Re: [PATCH v2] [RFC] git-p4: improve encoding handling to support inconsistent encodings

Andrew Oakley <andrew@xxxxxxxxxxxxx> · Sun, 17 Apr 2022 19:11:44 +0100

On 14/04/2022 10:57, Tao Klerks wrote:
On Wed, Apr 13, 2022 at 10:41 PM Andrew Oakley <andrew@xxxxxxxxxxxxx> wrote:

On Wed, 13 Apr 2022 06:24:29 +0000
"Tao Klerks via GitGitGadget" <gitgitgadget@xxxxxxxxx> wrote:
Make the changelist-description- and user-fullname-handling code
python-runtime-agnostic, introducing three "strategies" selectable via
config:
- 'legacy', behaving as previously under python2,
- 'strict', behaving as previously under python3, and
- 'fallback', favoring utf-8 but supporting a secondary encoding when
utf-8 decoding fails, and finally replacing remaining unmappable
bytes.

I was thinking about making the config option be a list of encodings to
try.  So the options you've given map something like this:
- "legacy" -> "raw"
- "strict" -> "utf8"
- "fallback" -> "utf8 cp1252" (or whatever is configured)

This doesn't handle the case of using a replacement character, but in
reality I suspect that fallback encoding will always be a legacy 8bit
codec anyway.

I think what you've proposed is fine too, I'm not sure what would end
up being easier to understand.

I'm not sure I understand the proposal... Specifically, I don't
understand how "raw" would work in that scheme.

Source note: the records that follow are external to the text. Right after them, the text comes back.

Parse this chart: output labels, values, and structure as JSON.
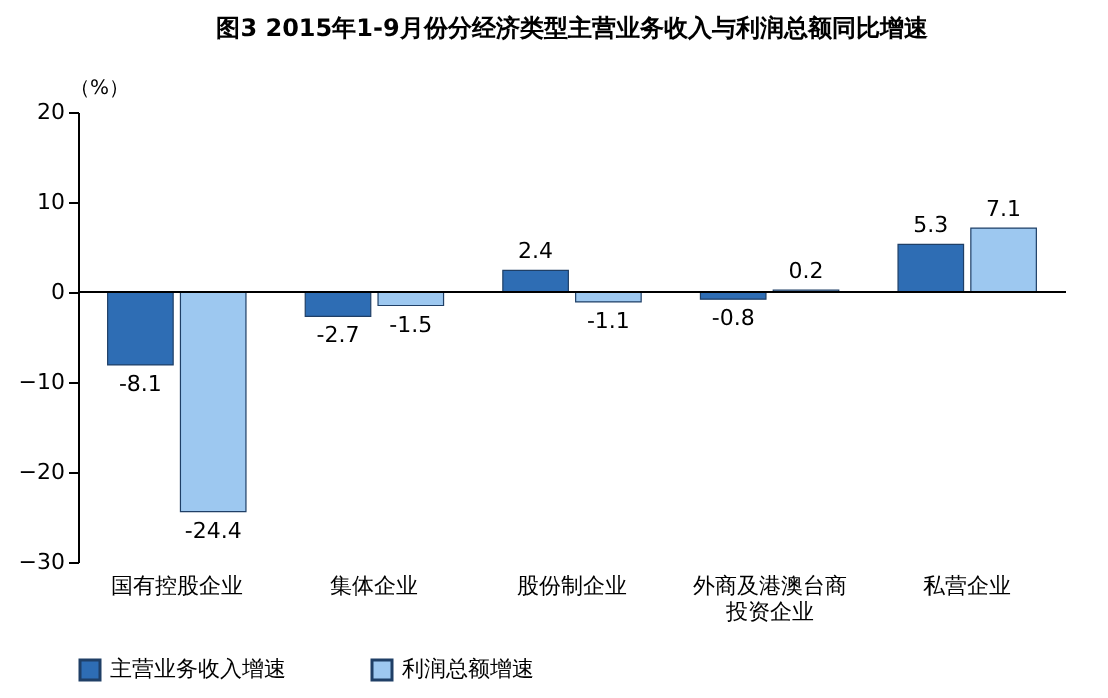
{
  "chart_data": {
    "type": "bar",
    "title": "图3 2015年1-9月份分经济类型主营业务收入与利润总额同比增速",
    "ylabel": "（%）",
    "categories": [
      "国有控股企业",
      "集体企业",
      "股份制企业",
      "外商及港澳台商投资企业",
      "私营企业"
    ],
    "series": [
      {
        "name": "主营业务收入增速",
        "color": "#2e6db4",
        "values": [
          -8.1,
          -2.7,
          2.4,
          -0.8,
          5.3
        ]
      },
      {
        "name": "利润总额增速",
        "color": "#9dc8f0",
        "values": [
          -24.4,
          -1.5,
          -1.1,
          0.2,
          7.1
        ]
      }
    ],
    "ylim": [
      -30,
      20
    ],
    "yticks": [
      -30,
      -20,
      -10,
      0,
      10,
      20
    ],
    "ref_lines": [
      {
        "axis": "y",
        "value": 0,
        "color": "#000000"
      }
    ],
    "legend": "bottom",
    "data_labels": true
  }
}
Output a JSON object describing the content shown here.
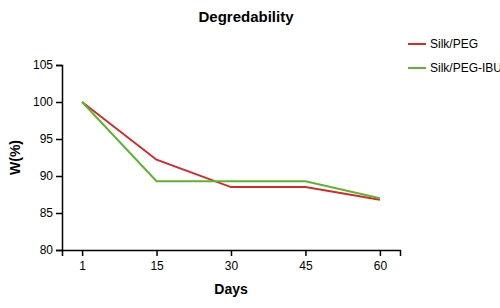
{
  "chart_data": {
    "type": "line",
    "title": "Degredability",
    "x_label": "Days",
    "y_label": "W(%)",
    "categories": [
      "1",
      "15",
      "30",
      "45",
      "60"
    ],
    "series": [
      {
        "name": "Silk/PEG",
        "color": "#d42a2a",
        "values": [
          100,
          92.2,
          88.5,
          88.5,
          86.8
        ]
      },
      {
        "name": "Silk/PEG-IBU",
        "color": "#5db52f",
        "values": [
          100,
          89.3,
          89.3,
          89.3,
          87.0
        ]
      }
    ],
    "ylim": [
      80,
      105
    ],
    "yticks": [
      80,
      85,
      90,
      95,
      100,
      105
    ],
    "grid": false,
    "legend": "right"
  }
}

In "my" current scheme, there is a big difference between "legacy" and
the other two strategies: the legacy strategy reads "raw", but also
*writes* "raw".

The other schemes read whatever encoding, and then write utf-8. In the
case of strict, that actually works out the same as "raw", as long as
the input bytes were valid utf-8 (and otherwise nothing happens
anyway). In the case of fallback, that's a completely different
behavior to legacy's read-raw write-raw.

The way I look at it is that you both read and write bytes, and you may 
attempt to decode and re-encode text on the way.  Both the decoding and 
the encoding are done in metadata_stream_to_writable_bytes, so nothing 
else needs to know about the raw option being different.

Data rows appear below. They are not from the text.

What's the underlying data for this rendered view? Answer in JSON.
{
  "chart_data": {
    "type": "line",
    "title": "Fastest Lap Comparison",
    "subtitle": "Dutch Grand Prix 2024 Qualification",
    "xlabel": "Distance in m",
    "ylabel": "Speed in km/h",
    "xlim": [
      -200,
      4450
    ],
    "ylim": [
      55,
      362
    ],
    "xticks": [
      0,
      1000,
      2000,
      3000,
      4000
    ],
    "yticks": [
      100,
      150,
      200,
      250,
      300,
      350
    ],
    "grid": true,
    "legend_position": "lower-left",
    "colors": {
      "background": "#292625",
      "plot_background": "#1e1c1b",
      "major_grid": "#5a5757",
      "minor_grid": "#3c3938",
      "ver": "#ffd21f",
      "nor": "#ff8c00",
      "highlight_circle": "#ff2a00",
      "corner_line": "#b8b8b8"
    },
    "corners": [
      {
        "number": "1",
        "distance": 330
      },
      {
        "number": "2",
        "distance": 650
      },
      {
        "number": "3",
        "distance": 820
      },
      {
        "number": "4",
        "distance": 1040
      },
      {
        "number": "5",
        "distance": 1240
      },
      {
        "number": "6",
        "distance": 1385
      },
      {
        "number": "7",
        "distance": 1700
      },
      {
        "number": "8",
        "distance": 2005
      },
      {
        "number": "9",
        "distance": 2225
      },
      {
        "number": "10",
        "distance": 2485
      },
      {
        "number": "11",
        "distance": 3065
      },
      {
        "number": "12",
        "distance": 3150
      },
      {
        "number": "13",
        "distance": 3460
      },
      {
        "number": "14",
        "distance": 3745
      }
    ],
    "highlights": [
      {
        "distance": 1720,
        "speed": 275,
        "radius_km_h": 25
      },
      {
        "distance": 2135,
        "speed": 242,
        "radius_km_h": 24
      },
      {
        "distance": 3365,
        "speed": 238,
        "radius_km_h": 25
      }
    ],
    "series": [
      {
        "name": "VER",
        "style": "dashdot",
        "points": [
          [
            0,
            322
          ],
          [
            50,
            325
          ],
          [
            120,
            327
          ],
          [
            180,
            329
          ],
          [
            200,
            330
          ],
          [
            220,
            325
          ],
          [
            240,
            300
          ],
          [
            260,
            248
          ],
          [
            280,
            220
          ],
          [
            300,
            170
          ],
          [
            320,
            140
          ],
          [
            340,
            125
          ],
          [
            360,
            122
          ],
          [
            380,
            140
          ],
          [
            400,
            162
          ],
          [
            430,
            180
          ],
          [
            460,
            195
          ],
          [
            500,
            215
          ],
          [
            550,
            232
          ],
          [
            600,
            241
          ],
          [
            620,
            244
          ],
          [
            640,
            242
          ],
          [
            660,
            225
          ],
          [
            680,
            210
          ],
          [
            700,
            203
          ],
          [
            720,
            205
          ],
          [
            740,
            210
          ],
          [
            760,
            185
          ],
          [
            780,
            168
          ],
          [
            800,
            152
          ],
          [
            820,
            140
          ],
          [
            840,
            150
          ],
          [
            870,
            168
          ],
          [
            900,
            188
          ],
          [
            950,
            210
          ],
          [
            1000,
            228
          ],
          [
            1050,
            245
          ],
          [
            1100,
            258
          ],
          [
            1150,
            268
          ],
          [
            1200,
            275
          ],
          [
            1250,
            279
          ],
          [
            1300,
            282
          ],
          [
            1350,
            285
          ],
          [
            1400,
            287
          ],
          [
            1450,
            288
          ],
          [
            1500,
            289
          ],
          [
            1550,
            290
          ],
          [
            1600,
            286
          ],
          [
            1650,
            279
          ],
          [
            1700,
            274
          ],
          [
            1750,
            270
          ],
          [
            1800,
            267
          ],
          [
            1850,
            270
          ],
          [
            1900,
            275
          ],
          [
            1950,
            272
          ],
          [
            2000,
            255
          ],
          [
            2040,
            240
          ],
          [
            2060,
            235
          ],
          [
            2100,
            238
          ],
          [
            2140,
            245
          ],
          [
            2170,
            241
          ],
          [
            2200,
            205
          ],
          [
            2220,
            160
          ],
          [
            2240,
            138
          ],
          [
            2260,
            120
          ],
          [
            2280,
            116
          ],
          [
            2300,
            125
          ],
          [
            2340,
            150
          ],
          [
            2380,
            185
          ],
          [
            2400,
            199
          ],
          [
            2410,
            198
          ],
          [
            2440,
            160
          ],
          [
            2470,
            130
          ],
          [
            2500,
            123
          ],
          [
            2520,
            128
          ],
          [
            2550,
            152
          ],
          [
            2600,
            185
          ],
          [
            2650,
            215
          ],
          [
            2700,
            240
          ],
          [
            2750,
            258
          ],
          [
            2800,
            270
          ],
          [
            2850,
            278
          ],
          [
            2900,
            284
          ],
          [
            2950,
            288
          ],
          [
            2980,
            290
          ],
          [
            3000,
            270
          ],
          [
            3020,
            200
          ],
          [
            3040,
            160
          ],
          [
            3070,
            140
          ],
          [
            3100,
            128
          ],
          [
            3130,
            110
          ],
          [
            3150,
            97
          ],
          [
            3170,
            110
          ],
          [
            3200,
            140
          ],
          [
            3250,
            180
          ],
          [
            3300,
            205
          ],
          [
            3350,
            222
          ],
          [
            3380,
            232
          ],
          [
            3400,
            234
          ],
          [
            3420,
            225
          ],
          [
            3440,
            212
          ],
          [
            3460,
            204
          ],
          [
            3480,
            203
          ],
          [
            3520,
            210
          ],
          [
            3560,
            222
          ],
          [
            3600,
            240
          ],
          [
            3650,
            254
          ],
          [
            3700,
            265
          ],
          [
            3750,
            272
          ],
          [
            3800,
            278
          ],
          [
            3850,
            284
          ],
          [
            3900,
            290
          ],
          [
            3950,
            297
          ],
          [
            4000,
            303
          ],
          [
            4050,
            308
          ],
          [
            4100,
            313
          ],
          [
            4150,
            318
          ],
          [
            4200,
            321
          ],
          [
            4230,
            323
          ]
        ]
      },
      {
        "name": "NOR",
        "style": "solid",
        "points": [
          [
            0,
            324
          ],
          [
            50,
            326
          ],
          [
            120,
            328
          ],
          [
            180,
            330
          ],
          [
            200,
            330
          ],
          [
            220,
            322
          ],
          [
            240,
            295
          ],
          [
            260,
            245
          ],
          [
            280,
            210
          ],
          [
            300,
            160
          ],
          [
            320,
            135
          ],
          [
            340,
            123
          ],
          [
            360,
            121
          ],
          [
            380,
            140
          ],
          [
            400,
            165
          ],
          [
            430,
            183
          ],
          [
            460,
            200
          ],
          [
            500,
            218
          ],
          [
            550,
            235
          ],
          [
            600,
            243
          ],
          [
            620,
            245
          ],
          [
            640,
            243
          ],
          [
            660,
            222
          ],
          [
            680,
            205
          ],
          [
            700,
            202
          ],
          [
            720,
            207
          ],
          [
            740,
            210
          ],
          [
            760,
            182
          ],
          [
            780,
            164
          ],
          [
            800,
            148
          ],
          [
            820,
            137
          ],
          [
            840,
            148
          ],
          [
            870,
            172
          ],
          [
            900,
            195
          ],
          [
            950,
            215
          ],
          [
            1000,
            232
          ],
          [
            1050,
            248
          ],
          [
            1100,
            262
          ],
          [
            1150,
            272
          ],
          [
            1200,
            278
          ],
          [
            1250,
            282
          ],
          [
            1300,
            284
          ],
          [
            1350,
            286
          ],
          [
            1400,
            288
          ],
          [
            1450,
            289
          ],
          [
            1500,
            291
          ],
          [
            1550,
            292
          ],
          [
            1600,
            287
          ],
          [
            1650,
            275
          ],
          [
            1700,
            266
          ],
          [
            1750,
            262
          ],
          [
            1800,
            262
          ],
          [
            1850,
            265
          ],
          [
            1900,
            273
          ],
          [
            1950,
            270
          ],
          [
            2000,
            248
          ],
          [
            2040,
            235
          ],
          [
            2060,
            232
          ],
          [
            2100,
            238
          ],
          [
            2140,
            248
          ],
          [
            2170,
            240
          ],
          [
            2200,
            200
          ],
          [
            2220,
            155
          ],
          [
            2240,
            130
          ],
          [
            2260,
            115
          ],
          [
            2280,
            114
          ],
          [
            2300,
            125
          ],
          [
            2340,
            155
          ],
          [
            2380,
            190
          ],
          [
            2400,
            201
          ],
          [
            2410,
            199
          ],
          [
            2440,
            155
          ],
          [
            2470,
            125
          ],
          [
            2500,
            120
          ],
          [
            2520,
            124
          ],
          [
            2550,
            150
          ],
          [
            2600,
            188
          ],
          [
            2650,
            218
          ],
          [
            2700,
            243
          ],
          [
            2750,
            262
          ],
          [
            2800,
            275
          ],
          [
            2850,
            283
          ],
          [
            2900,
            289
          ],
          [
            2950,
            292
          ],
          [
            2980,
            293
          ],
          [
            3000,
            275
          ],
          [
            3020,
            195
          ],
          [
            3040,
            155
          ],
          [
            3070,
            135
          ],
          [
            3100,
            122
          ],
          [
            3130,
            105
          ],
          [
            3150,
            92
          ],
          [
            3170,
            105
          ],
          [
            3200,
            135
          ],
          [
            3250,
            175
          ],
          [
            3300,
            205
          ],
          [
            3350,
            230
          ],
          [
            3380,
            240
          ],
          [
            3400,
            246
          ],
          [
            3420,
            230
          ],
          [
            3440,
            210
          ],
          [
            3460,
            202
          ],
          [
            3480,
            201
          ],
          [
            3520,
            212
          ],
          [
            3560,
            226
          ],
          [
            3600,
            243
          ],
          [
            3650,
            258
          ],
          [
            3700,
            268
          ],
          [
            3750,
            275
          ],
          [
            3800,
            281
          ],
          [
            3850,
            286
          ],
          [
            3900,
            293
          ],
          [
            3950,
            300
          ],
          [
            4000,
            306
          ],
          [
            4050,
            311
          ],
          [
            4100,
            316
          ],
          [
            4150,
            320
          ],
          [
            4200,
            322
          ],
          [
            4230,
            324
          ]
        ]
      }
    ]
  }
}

Perhaps it's easier to explain with a bit of (untested) code.  I was 
thinking of something like this:

def metadata_stream_to_writable_bytes(s):
    if not isinstance(s, bytes):
        return s.encode('utf-8')

    for encoding in gitConfigList('git-p4.metadataEncoding') or 
['utf-8', 'cp1252']:
        if encoding == 'passthrough':
            return s  # do not try to correct text encoding
        else:
            try:
                return s.decode(encoding).encode('utf-8')
            except UnicodeDecodeError:
                pass  # try the next configured encoding

    raise MetadataDecodingException(s)
Is your proposal to independently specify the read encodings *and* the
write encoding, as separate parameters? That was actually my original
approach, but it turned out to, in my opinion, be harder to understand
(and implement :) )

I don't think it's important to be able specify the encoding to be used 
in git.  I've not spotted anyone asking for that feature.  I think it 
could be added later if someone needs it.

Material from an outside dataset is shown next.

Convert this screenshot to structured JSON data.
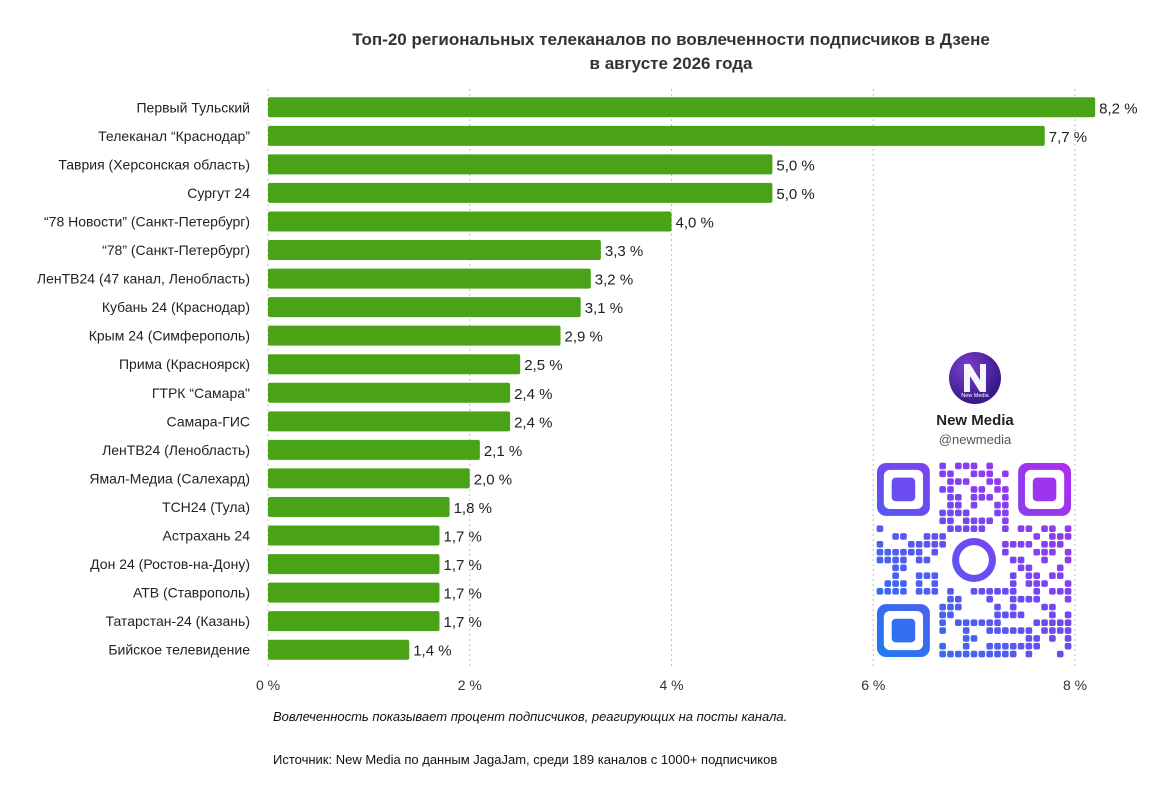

      * Does it make sense to make "fallback" the default decoding
strategy in python3? This is definitely a change in behavior, but I
believe for the better; failing with "we defaulted to strict, but you
can run again with this other option if you want it to work" seems
unkind, only making sense if we thought fallback to cp1252 would be
wrong in a substantial proportion of cases...

The only issue I can see with changing the default is that it might
lead to a surprising loss of data for someone migrating to git.  Maybe
print a warning the first time git-p4 encounters something that can't be
decoded as UTF-8, but then continue with the fallback to cp1252?

Honestly, I'm not sure how much a warning does. In my perforce repo,
for example, any new warnings during the import would get drowned out
by the mac metadata ignoring warnings.

FWIW in the perforce repository I work with this doesn't happen much and 
I would notice the additional warning about text encodings.  I suspect 
this will be another thing which varies a lot between repositories.

I understand and share the data loss concern.

As I just answered Ævar, I *think* I'd like to address the data loss
concern by escaping all x80+ bytes if something cannot be interpreted
even using the fallback encoding. In a commit message there could also
be a suffix explaining what happened, although I suspect that's
pointless complexity. The advantage of this approach is that it makes
it *possible* to reconstruct the original bytestream precisely, but
without creating badly-encoded git commit messages that need to be
skirted around.

I think this gets pretty messy though.  In my opinion it's not any nicer 
than putting the raw bytes in the commit message.

Git does not make any attempt enforce the commit metadata encoding, so I 
think that tools really should make an attempt to handle invalid data in 
a somewhat sensible fashion.

I don't think there is really a "right" answer, anything reasonable 
would be better than what we've got now.